- Occupation(s): Educator, psychologist and ethicist
- Known for: Advocating for secular rationalism in Peru
- Board member of: Secular Humanist Society of Peru

Academic background
- Alma mater: Australian National University
- Thesis: ¿Tenemos el derecho de cambiar la naturaleza humana? La objeción de 'jugar a ser dios' en ingeniería genética

Academic work
- Discipline: Psychology
- Sub-discipline: Ethics, philosophy of science, epistemology and theory of science, and deontology
- Institutions: Universidad San Ignacio de Loyola Universidad Científica del Sur

= Víctor Andrés García-Belaúnde Velarde =

Peruvian ethicist

Víctor Andrés García-Belaúnde Velarde (born 1977) is a Peruvian educator, psychologist and ethicist. He is a prominent advocate for secular rationalism in Peru, an otherwise highly traditional and religious country, and is active across various media. He currently leads the Manzana Escéptica, a program for the popularization of science in La Mula TV, and is a panelist on Guía Escéptica, Peru's first podcast on skepticism, rationality and science. He is a professor at San Ignacio de Loyola University and at Universidad Científica del Sur in Lima, Peru, where he researches and teaches in ethics, philosophy of science, epistemology and theory of science, and deontology, respectively.

==Education==

García-Belaúnde graduated cum laude in psychology from University of Lima. He obtained two Masters, the first in History of Philosophy at the National University of San Marcos, and the second in Professional and Applied Ethics at the Australian National University, where he graduated with distinction for his thesis on the moral viability of genetic engineering in humans.

==Other notable public activities==

García-Belaúnde is co-founder and executive director of the Secular Humanist Society of Peru. He has also published several articles on human nature and science communication from a psychological and philosophical perspective.
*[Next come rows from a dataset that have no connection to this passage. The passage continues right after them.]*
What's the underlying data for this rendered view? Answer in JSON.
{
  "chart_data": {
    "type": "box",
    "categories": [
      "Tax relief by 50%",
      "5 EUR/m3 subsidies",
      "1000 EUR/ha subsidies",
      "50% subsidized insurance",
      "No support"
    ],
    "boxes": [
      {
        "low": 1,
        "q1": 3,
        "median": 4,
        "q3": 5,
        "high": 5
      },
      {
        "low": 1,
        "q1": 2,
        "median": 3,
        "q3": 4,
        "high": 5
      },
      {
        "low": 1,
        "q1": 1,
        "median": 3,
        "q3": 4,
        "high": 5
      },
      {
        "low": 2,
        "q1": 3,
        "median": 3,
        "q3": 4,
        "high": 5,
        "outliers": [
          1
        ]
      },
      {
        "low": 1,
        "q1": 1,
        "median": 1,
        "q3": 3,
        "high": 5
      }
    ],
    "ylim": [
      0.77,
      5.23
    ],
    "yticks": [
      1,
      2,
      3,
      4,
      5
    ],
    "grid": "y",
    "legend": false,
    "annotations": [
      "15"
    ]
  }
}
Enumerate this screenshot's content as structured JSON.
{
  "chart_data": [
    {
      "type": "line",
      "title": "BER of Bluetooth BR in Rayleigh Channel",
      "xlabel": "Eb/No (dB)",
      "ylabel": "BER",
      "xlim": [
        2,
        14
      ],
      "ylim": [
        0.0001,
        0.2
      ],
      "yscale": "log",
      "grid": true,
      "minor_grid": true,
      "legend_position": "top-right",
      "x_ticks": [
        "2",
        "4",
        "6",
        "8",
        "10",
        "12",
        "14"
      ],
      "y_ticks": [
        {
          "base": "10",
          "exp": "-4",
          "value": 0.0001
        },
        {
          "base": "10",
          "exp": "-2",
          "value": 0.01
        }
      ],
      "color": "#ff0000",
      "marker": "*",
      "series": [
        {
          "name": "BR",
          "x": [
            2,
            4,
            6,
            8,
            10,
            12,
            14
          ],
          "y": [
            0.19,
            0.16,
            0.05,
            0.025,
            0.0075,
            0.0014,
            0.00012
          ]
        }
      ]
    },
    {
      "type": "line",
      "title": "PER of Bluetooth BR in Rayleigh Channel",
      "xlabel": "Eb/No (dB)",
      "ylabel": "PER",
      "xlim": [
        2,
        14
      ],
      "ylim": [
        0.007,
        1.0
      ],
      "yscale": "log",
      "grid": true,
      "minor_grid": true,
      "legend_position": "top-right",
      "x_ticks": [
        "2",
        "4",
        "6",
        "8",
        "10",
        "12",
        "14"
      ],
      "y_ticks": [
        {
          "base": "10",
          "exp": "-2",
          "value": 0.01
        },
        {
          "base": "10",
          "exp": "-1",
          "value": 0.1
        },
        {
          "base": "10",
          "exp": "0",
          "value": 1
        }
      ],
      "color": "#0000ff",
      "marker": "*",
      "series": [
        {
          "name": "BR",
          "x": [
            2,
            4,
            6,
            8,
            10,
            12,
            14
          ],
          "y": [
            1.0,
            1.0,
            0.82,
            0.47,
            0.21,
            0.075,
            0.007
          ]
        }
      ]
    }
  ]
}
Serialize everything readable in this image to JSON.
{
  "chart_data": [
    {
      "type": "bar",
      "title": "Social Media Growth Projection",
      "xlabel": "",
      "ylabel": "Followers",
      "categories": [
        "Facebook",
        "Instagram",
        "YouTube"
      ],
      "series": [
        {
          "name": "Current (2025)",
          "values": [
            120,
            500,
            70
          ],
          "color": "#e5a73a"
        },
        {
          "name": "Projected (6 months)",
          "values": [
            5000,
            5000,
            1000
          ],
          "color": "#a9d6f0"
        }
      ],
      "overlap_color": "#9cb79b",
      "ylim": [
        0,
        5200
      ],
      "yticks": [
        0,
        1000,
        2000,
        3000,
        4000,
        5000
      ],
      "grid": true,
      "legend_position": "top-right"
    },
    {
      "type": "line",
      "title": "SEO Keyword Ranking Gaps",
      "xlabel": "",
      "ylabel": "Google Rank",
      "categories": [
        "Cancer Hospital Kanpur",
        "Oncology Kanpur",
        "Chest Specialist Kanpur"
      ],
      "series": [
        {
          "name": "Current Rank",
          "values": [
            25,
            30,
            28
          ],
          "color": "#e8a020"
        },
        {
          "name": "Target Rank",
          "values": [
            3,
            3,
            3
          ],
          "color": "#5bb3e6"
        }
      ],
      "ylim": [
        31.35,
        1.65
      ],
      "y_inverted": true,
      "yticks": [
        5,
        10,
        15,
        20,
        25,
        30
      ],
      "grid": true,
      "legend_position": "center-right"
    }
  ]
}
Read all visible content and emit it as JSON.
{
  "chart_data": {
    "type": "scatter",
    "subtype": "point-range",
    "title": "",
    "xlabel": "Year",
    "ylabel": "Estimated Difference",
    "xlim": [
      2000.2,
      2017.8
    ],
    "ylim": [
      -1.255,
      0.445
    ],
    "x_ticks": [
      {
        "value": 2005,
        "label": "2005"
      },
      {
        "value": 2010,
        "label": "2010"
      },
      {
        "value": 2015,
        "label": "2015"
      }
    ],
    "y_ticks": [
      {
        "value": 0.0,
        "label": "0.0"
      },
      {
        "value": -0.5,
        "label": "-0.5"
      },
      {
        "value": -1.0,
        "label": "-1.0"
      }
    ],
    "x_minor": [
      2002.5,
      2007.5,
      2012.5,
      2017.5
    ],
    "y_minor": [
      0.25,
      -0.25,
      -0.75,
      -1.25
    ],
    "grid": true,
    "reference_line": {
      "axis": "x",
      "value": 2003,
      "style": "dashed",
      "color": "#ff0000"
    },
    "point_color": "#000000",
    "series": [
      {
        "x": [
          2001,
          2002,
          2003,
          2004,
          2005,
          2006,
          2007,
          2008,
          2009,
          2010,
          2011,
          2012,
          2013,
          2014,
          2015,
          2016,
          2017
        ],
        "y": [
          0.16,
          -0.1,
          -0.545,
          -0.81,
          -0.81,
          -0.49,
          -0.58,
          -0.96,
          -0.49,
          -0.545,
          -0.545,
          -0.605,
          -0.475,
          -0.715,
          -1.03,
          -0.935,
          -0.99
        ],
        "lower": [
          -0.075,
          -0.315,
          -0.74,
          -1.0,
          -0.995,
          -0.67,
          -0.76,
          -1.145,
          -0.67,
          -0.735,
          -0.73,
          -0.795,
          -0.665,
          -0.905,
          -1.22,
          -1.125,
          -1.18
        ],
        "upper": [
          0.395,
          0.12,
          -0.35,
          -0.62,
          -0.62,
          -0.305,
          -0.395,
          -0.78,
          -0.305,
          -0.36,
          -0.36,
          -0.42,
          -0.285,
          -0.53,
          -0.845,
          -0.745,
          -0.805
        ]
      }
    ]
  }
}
He has been a panelist on educational programs for Radio Union, Radio Miraflores and RPP. Previously, he was a regular panelist on Radio Canto Grande 'Para-normales de la noche', the first radio program to raise awareness of skepticism in Peru.

He was awarded with the Go Harlem Brudtland Award for his work on Manzana Escéptica, which deals with the discussion of ideas considered to be true for most, but false for science.

He also has published the book Crítica de las interacciones del alma: Una aproximación aristotélica y cartesiana a partir de la ciencia normal in which criticizes the animistic explanations of Aristotelian hilmorphism and the Cartesian dualism from a naturalistic perspective. In the first chapter he explores the Aristotelian writings on the soul and the Aristotelian interactions of the soul with matter. In the second chapter he contrasts the functioning of the Aristotelian agent and patient intellect with the findings of cognitive psychology and cybernetic systems. In the third chapter he examines the Aristotelian postulates about incontinence and then addresses the problems concerning power and action in moral decisions. The fourth chapter deals with the Cartesian interactions of the soul with the body. There the validity of the relations between the soul, the passions and the animal spirits will be questioned. The fifth chapter maintains that it is not necessary to create an immaterial entity to explain the psychic phenomena. It also discusses body-body interactions, eliminating the intermediate entity (soul). Finally, he briefly recounts the evolution of material interactions (body-body) to consciousness according to normal science.